Re:Apache should be fine
grantm on 2007-05-15T19:15:15
The processes on the front-end server will be very light and you should be able to run hundreds of themWe were running hundreds of Apache processes. To cope with the number of connections we were seeing, we need to run hundreds more.
Re:Apache should be fine
perrin on 2007-05-15T19:43:27
If you compile it without modules that you aren't using, the unshared size of an apache process is typically around 100K. That means 1000 of them in 100MB of RAM. The worker MPM should make this even less of an issue. Just keep it in mind if you can't get Squid to do what you want.
Re:Waves of HTTP connections with no request
grantm on 2007-10-11T07:52:58
No, we never established what was causing it. The connections always seemed to be come from machines that had previously browsed the site with IE.

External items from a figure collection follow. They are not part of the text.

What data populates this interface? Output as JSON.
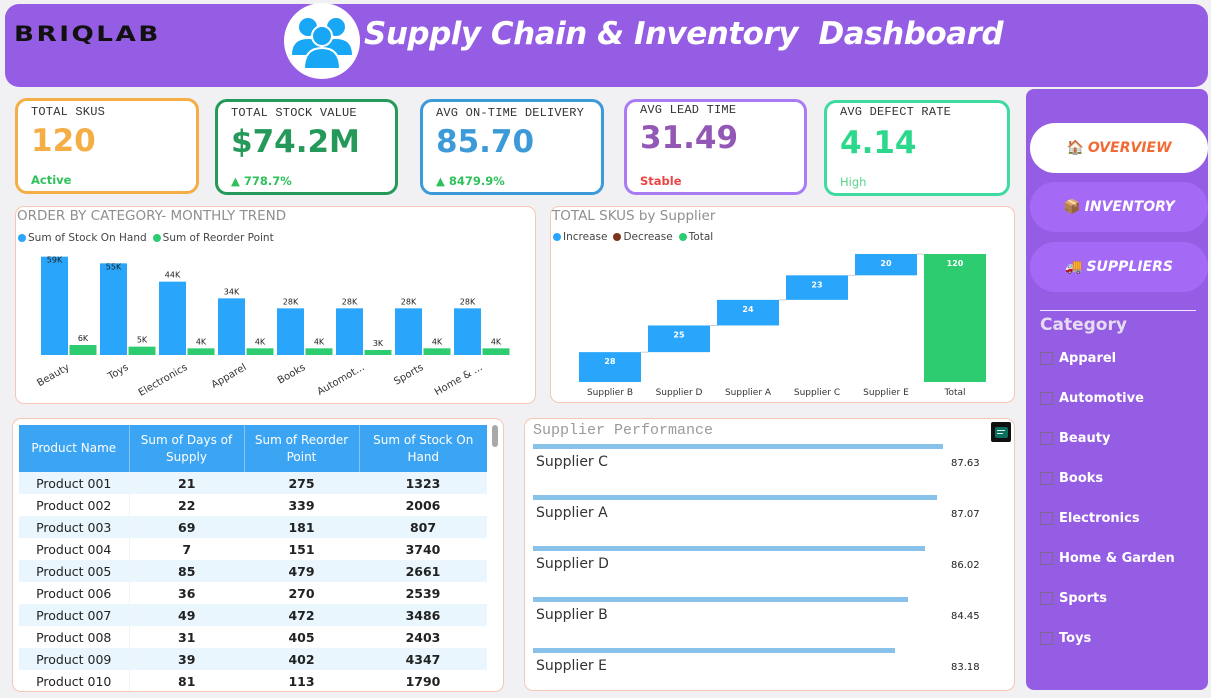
{
  "header": {
    "brand": "BRIQLAB",
    "title": "Supply Chain & Inventory  Dashboard",
    "icon": "people-group-icon"
  },
  "kpis": [
    {
      "label": "TOTAL SKUS",
      "value": "120",
      "sub": "Active",
      "color": "#f5ad45",
      "value_color": "#f5ad45",
      "sub_color": "#2fc25b"
    },
    {
      "label": "TOTAL STOCK VALUE",
      "value": "$74.2M",
      "sub": "▲ 778.7%",
      "color": "#24995a",
      "value_color": "#24995a",
      "sub_color": "#2fc25b"
    },
    {
      "label": "AVG ON-TIME DELIVERY",
      "value": "85.70",
      "sub": "▲ 8479.9%",
      "color": "#3d9ad9",
      "value_color": "#3d9ad9",
      "sub_color": "#2fc25b"
    },
    {
      "label": "AVG LEAD TIME",
      "value": "31.49",
      "sub": "Stable",
      "color": "#a97cf5",
      "value_color": "#9357b5",
      "sub_color": "#ea4545"
    },
    {
      "label": "AVG DEFECT RATE",
      "value": "4.14",
      "sub": "High",
      "color": "#3edba0",
      "value_color": "#2cd98c",
      "sub_color": "#58d28a"
    }
  ],
  "nav": [
    {
      "label": "OVERVIEW",
      "icon": "🏠",
      "icon_name": "house-icon",
      "active": true
    },
    {
      "label": "INVENTORY",
      "icon": "📦",
      "icon_name": "package-icon",
      "active": false
    },
    {
      "label": "SUPPLIERS",
      "icon": "🚚",
      "icon_name": "truck-icon",
      "active": false
    }
  ],
  "category_filter": {
    "title": "Category",
    "items": [
      "Apparel",
      "Automotive",
      "Beauty",
      "Books",
      "Electronics",
      "Home & Garden",
      "Sports",
      "Toys"
    ]
  },
  "table": {
    "columns": [
      "Product Name",
      "Sum of Days of Supply",
      "Sum of Reorder Point",
      "Sum of Stock On Hand"
    ],
    "rows": [
      [
        "Product 001",
        "21",
        "275",
        "1323"
      ],
      [
        "Product 002",
        "22",
        "339",
        "2006"
      ],
      [
        "Product 003",
        "69",
        "181",
        "807"
      ],
      [
        "Product 004",
        "7",
        "151",
        "3740"
      ],
      [
        "Product 005",
        "85",
        "479",
        "2661"
      ],
      [
        "Product 006",
        "36",
        "270",
        "2539"
      ],
      [
        "Product 007",
        "49",
        "472",
        "3486"
      ],
      [
        "Product 008",
        "31",
        "405",
        "2403"
      ],
      [
        "Product 009",
        "39",
        "402",
        "4347"
      ],
      [
        "Product 010",
        "81",
        "113",
        "1790"
      ]
    ]
  },
  "supplier_performance": {
    "title": "Supplier Performance",
    "max": 100,
    "items": [
      {
        "name": "Supplier C",
        "value": 87.63,
        "label": "87.63"
      },
      {
        "name": "Supplier A",
        "value": 87.07,
        "label": "87.07"
      },
      {
        "name": "Supplier D",
        "value": 86.02,
        "label": "86.02"
      },
      {
        "name": "Supplier B",
        "value": 84.45,
        "label": "84.45"
      },
      {
        "name": "Supplier E",
        "value": 83.18,
        "label": "83.18"
      }
    ]
  },
  "chart_data": [
    {
      "type": "bar",
      "title": "ORDER BY CATEGORY- MONTHLY TREND",
      "categories": [
        "Beauty",
        "Toys",
        "Electronics",
        "Apparel",
        "Books",
        "Automot...",
        "Sports",
        "Home & ..."
      ],
      "series": [
        {
          "name": "Sum of Stock On Hand",
          "color": "#29a6fb",
          "values": [
            59000,
            55000,
            44000,
            34000,
            28000,
            28000,
            28000,
            28000
          ],
          "labels": [
            "59K",
            "55K",
            "44K",
            "34K",
            "28K",
            "28K",
            "28K",
            "28K"
          ]
        },
        {
          "name": "Sum of Reorder Point",
          "color": "#2ecc71",
          "values": [
            6000,
            5000,
            4000,
            4000,
            4000,
            3000,
            4000,
            4000
          ],
          "labels": [
            "6K",
            "5K",
            "4K",
            "4K",
            "4K",
            "3K",
            "4K",
            "4K"
          ]
        }
      ],
      "xlabel": "",
      "ylabel": "",
      "ylim": [
        0,
        60000
      ],
      "grid": false,
      "legend": "top-left"
    },
    {
      "type": "waterfall",
      "title": "TOTAL SKUS by Supplier",
      "legend_items": [
        {
          "name": "Increase",
          "color": "#29a6fb"
        },
        {
          "name": "Decrease",
          "color": "#7b3419"
        },
        {
          "name": "Total",
          "color": "#2ecc71"
        }
      ],
      "categories": [
        "Supplier B",
        "Supplier D",
        "Supplier A",
        "Supplier C",
        "Supplier E",
        "Total"
      ],
      "values": [
        28,
        25,
        24,
        23,
        20,
        120
      ],
      "is_total": [
        false,
        false,
        false,
        false,
        false,
        true
      ],
      "ylim": [
        0,
        120
      ],
      "grid": false,
      "legend": "top-left"
    }
  ]
}
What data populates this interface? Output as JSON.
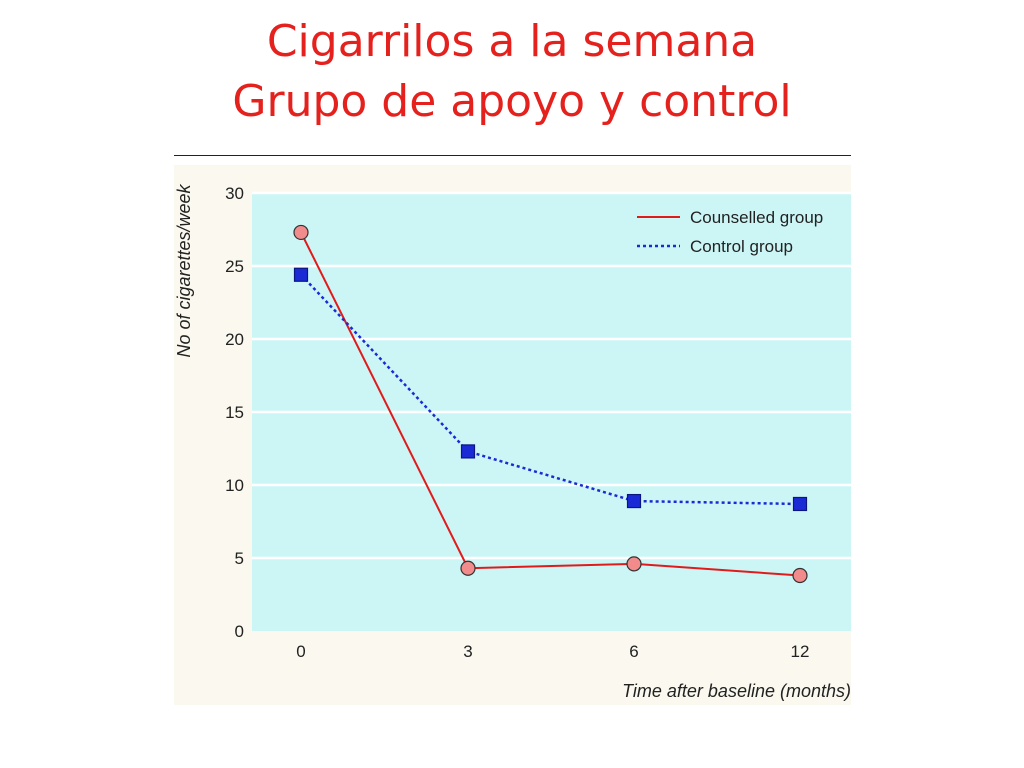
{
  "slide": {
    "title_line1": "Cigarrilos a la semana",
    "title_line2": "Grupo de apoyo y control"
  },
  "colors": {
    "title": "#e5211d",
    "plot_background": "#ccf6f6",
    "counselled": "#e11b1b",
    "counselled_marker": "#f28b8b",
    "control": "#1a2bd6"
  },
  "chart_data": {
    "type": "line",
    "title": "",
    "xlabel": "Time after baseline (months)",
    "ylabel": "No of cigarettes/week",
    "categories": [
      "0",
      "3",
      "6",
      "12"
    ],
    "yticks": [
      0,
      5,
      10,
      15,
      20,
      25,
      30
    ],
    "ylim": [
      0,
      30
    ],
    "grid": "horizontal",
    "legend_position": "top-right",
    "series": [
      {
        "name": "Counselled group",
        "style": "solid",
        "marker": "circle",
        "values": [
          27.3,
          4.3,
          4.6,
          3.8
        ]
      },
      {
        "name": "Control group",
        "style": "dotted",
        "marker": "square",
        "values": [
          24.4,
          12.3,
          8.9,
          8.7
        ]
      }
    ]
  }
}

We first noticed the problem when we added a page which embedded a map component served from another site. The map component was supplied to us under a commercial arrangement but I'm pretty sure it used ka-Map. This is an AJAXy thing with mouse events triggering requests for images tiles as the map is panned and zoomed. In theory though, all those requests should be going direct to the other site.
Of course since no request was ever sent it's very hard to tell if it has anything to do with the map page. Even if it is related to the map, a browser wouldn't typically open more than two parallel connections to the same server so 100 suggests a browser bug to me.
It's also tempting to blame it on bots - no evidence for that though.